Given the common currency of these notions regarding “environmentalism,” the title of Free Market Environmentalism will strike many as an oxymoron. But the authors, Terry L. Anderson, a professor of economics at Montana State University, and Donald R. Leal, a research associate at the Political Economy Research Center, intend no irony. Their purpose is to establish a new environmental paradigm, one based on free men making free choices. The authors recognize the difficulty they face. As they note, most environmentalists and government officials believe that “if markets are the problem ... government must be the solution.”

Leal and Anderson disagree, citing case after case in which government control of natural resources--the “environment,” in current usage--has resulted in greater degradation.

Consider, for one, our national farm policy. By subsidizing farmers, we have encouraged the cultivation of land that is unsuitable for farming, but which is perfectly suitable habitat for dozens of native species of game. The result: billions of taxpayer dollars spent subsidizing special interests and concurrent environmental devastation.

This example reveals the one basic flaw in the theory of governmental control of natural resources, to wit: political capital is more important to these agencies than taxpayer money. (An economist with a sense of irony would note that this is a consequence of the law of supply and demand. There is a perennial shortage of the former, and a surfeit of the latter.)

Free Market Environmentalism articulates an alternative “vision” by recognizing that man is essentially “self-interested”; this leads to the desire for greater profits. Inherent in the drive to greater profits is the efficient use of resources. This self-interest also leads to greater development and use of specialized knowledge. Monolithic government agencies can, at best, operate within one or two guidelines. But the creative power of millions is unleashed when markets are free. Finding a niche is the name of the game, and the greatest niche of all is reduced prices. And again it should be noted: reduced prices are largely the result of enhanced efficiency.

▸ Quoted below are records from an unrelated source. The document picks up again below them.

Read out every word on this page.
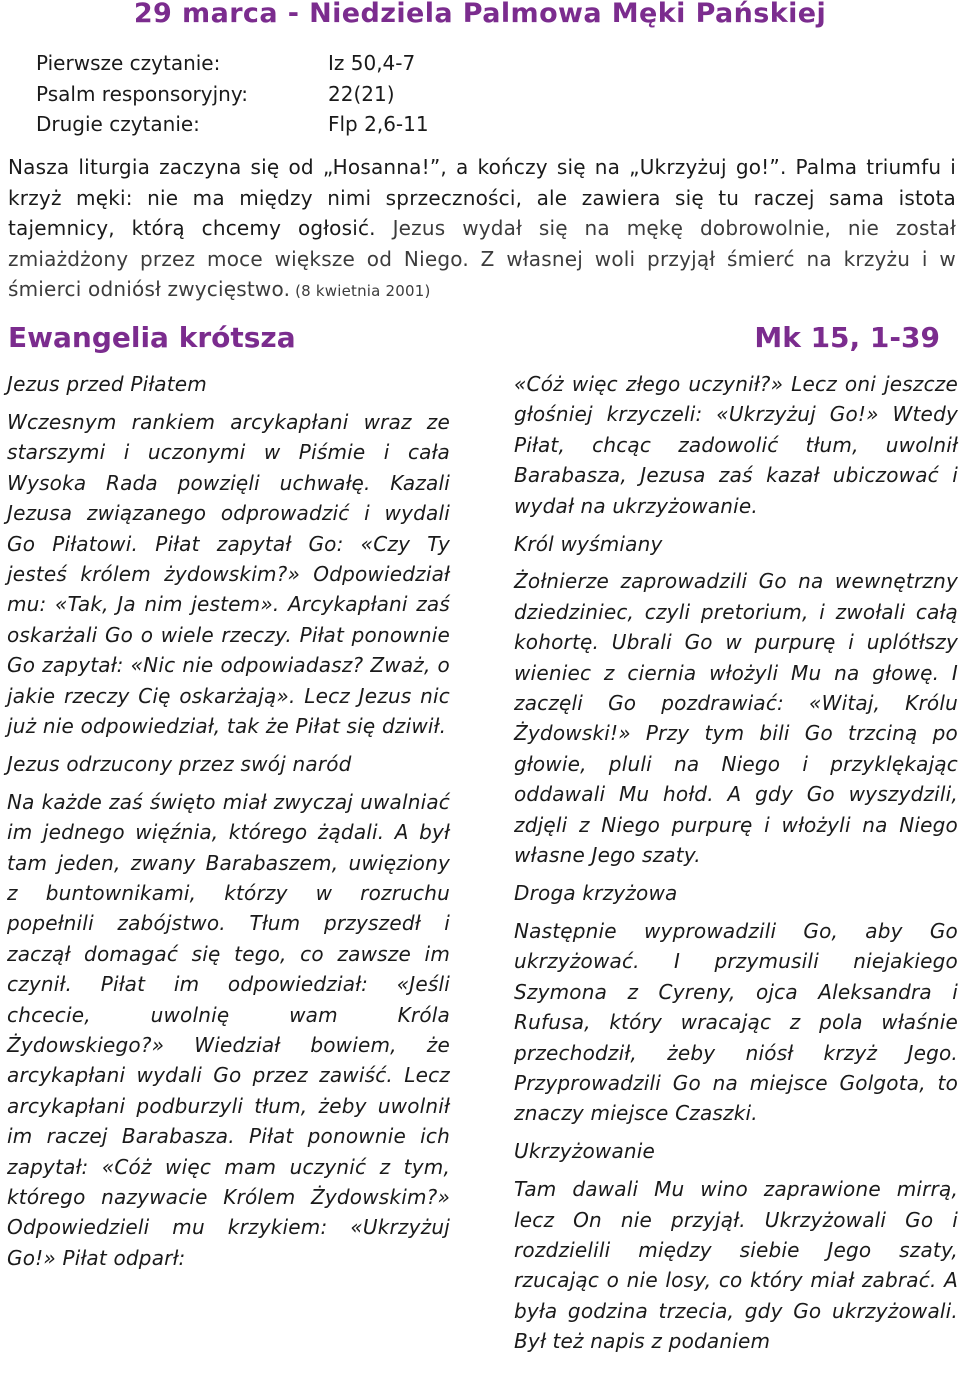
29 marca - Niedziela Palmowa Męki Pańskiej
Pierwsze czytanie:	Iz 50,4-7
Psalm responsoryjny:	22(21)
Drugie czytanie:	Flp 2,6-11
Nasza liturgia zaczyna się od „Hosanna!”, a kończy się na „Ukrzyżuj go!”. Palma triumfu i krzyż męki: nie ma między nimi sprzeczności, ale zawiera się tu raczej sama istota tajemnicy, którą chcemy ogłosić. Jezus wydał się na mękę dobrowolnie, nie został zmiażdżony przez moce większe od Niego. Z własnej woli przyjął śmierć na krzyżu i w śmierci odniósł zwycięstwo. (8 kwietnia 2001)
Ewangelia krótsza	Mk 15, 1-39
Jezus przed Piłatem

Wczesnym rankiem arcykapłani wraz ze starszymi i uczonymi w Piśmie i cała Wysoka Rada powzięli uchwałę. Kazali Jezusa związanego odprowadzić i wydali Go Piłatowi. Piłat zapytał Go: «Czy Ty jesteś królem żydowskim?» Odpowiedział mu: «Tak, Ja nim jestem». Arcykapłani zaś oskarżali Go o wiele rzeczy. Piłat ponownie Go zapytał: «Nic nie odpowiadasz? Zważ, o jakie rzeczy Cię oskarżają». Lecz Jezus nic już nie odpowiedział, tak że Piłat się dziwił.

Jezus odrzucony przez swój naród

Na każde zaś święto miał zwyczaj uwalniać im jednego więźnia, którego żądali. A był tam jeden, zwany Barabaszem, uwięziony z buntownikami, którzy w rozruchu popełnili zabójstwo. Tłum przyszedł i zaczął domagać się tego, co zawsze im czynił. Piłat im odpowiedział: «Jeśli chcecie, uwolnię wam Króla Żydowskiego?» Wiedział bowiem, że arcykapłani wydali Go przez zawiść. Lecz arcykapłani podburzyli tłum, żeby uwolnił im raczej Barabasza. Piłat ponownie ich zapytał: «Cóż więc mam uczynić z tym, którego nazywacie Królem Żydowskim?» Odpowiedzieli mu krzykiem: «Ukrzyżuj Go!» Piłat odparł:

«Cóż więc złego uczynił?» Lecz oni jeszcze głośniej krzyczeli: «Ukrzyżuj Go!» Wtedy Piłat, chcąc zadowolić tłum, uwolnił Barabasza, Jezusa zaś kazał ubiczować i wydał na ukrzyżowanie.

Król wyśmiany

Żołnierze zaprowadzili Go na wewnętrzny dziedziniec, czyli pretorium, i zwołali całą kohortę. Ubrali Go w purpurę i uplótłszy wieniec z ciernia włożyli Mu na głowę. I zaczęli Go pozdrawiać: «Witaj, Królu Żydowski!» Przy tym bili Go trzciną po głowie, pluli na Niego i przyklękając oddawali Mu hołd. A gdy Go wyszydzili, zdjęli z Niego purpurę i włożyli na Niego własne Jego szaty.

Droga krzyżowa

Następnie wyprowadzili Go, aby Go ukrzyżować. I przymusili niejakiego Szymona z Cyreny, ojca Aleksandra i Rufusa, który wracając z pola właśnie przechodził, żeby niósł krzyż Jego. Przyprowadzili Go na miejsce Golgota, to znaczy miejsce Czaszki.

Ukrzyżowanie

Tam dawali Mu wino zaprawione mirrą, lecz On nie przyjął. Ukrzyżowali Go i rozdzielili między siebie Jego szaty, rzucając o nie losy, co który miał zabrać. A była godzina trzecia, gdy Go ukrzyżowali. Był też napis z podaniem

Free Market Environmentalism is not a libertarian diatribe, by the way. It posits a positive role for government, specifically by noting that government must be diligent in enforcing property rights. Indeed, to attack many of our environmental problems, property rights should be expanded. For example, automobile emissions could be reduced by privatizing congested highways. Here, simply put, is how free market environmentalism would be put to work on auto emissions:

First, the atmosphere would be regarded as having economic value, and would also be regarded as a publicly held asset. Emissions from automobiles would then reduce the value of this asset. If we privatized our highways, the owners of highways would be liable to the public for damages. In turn, this would force changes to maximize profits--cars with better pollution control equipment would receive lower tolls and those with no equipment might be banned altogether. Moreover, congestion could be reduced at peak pollution hours by having higher rush hour rates.

The primary contribution of Free Market Environmentalism is that it provides any number of these elegant, inexpensive and liberating ideas.

That's the good news. The bad news, of course, is that elegant, inexpensive and liberating ideas are anathema to environmentalists, and to government officials. But if the course of American environmentalism is to be changed--and for the sake of the environment and the economy it must be--then opposing ideas and alternative solutions must be clearly and forcefully articulated. Anderson and Leal have provided the text for this revolution.